NovaBay has just received US approval for NeutroPhase for the cleansing and treatment of wounds resulting from surgery, trauma or disease. I am expecting a US partnering deal soon and introduction in the US in 1Q, 2013. It is already partnered in China and other deals are being negotiated throughout the world.
Why Hasn't The Stock Done Better?
One would think that with NeutroPhase beginning commercialization and the late stage trials of NVC-422 in impetigo and viral conjunctivitis that NovaBay would be valued at more than its current market capitalization of $37 million.
However, the company has not yet caught the attention of Wall Street and it is followed by only one analyst. I believe that the lack of awareness is partially a function of its complexity. NovaBay is essentially four companies in one and requires a great deal of research to understand each of its components.

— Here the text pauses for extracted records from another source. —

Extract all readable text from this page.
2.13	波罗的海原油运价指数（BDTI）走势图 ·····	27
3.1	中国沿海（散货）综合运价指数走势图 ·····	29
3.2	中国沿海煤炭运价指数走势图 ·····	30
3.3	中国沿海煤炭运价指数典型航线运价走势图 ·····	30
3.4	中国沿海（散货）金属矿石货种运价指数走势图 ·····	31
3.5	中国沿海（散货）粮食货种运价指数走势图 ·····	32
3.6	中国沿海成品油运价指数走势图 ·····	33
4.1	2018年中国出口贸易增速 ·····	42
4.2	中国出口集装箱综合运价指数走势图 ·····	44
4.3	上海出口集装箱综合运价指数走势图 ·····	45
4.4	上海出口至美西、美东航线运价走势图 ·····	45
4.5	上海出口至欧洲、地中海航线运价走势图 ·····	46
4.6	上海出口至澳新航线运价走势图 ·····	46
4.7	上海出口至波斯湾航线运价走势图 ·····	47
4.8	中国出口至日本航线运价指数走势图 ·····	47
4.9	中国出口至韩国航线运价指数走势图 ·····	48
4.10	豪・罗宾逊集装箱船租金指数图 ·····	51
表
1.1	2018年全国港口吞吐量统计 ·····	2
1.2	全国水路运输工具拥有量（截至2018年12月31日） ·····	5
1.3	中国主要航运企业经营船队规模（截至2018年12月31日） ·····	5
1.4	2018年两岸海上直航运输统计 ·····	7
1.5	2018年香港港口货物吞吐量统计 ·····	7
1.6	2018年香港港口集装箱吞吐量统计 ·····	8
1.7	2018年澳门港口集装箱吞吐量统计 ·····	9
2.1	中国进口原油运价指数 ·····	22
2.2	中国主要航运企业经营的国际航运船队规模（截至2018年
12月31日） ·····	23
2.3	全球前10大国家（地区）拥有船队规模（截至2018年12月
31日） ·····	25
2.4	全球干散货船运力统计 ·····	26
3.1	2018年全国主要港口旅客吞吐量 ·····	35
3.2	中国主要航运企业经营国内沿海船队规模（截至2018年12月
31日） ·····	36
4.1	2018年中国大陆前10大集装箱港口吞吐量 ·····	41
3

Biotechnology investors have learned through hard experience that small companies sometimes exaggerate the depth and maturity of their pipelines. This innate skepticism toward small companies and the complexity of NBY's pipeline may explain the limited investor interest. The first question asked by many investors is how can a company with the limited financial resources of NovaBay have such a broad, late stage pipeline? Something must be amiss.
There is a good explanation for the broad pipeline as the products being developed for impetigo; viral conjunctivitis and urinary encrustation are all based on different formulations of the same molecule. In addition, each of these is an infectious disease indication whose endpoints can be more quickly reached and at lesser development expense than drugs targeted at chronic diseases. Moreover, partnering deals with Galderma and Alcon have funded much of the early development costs in impetigo and viral conjunctivitis.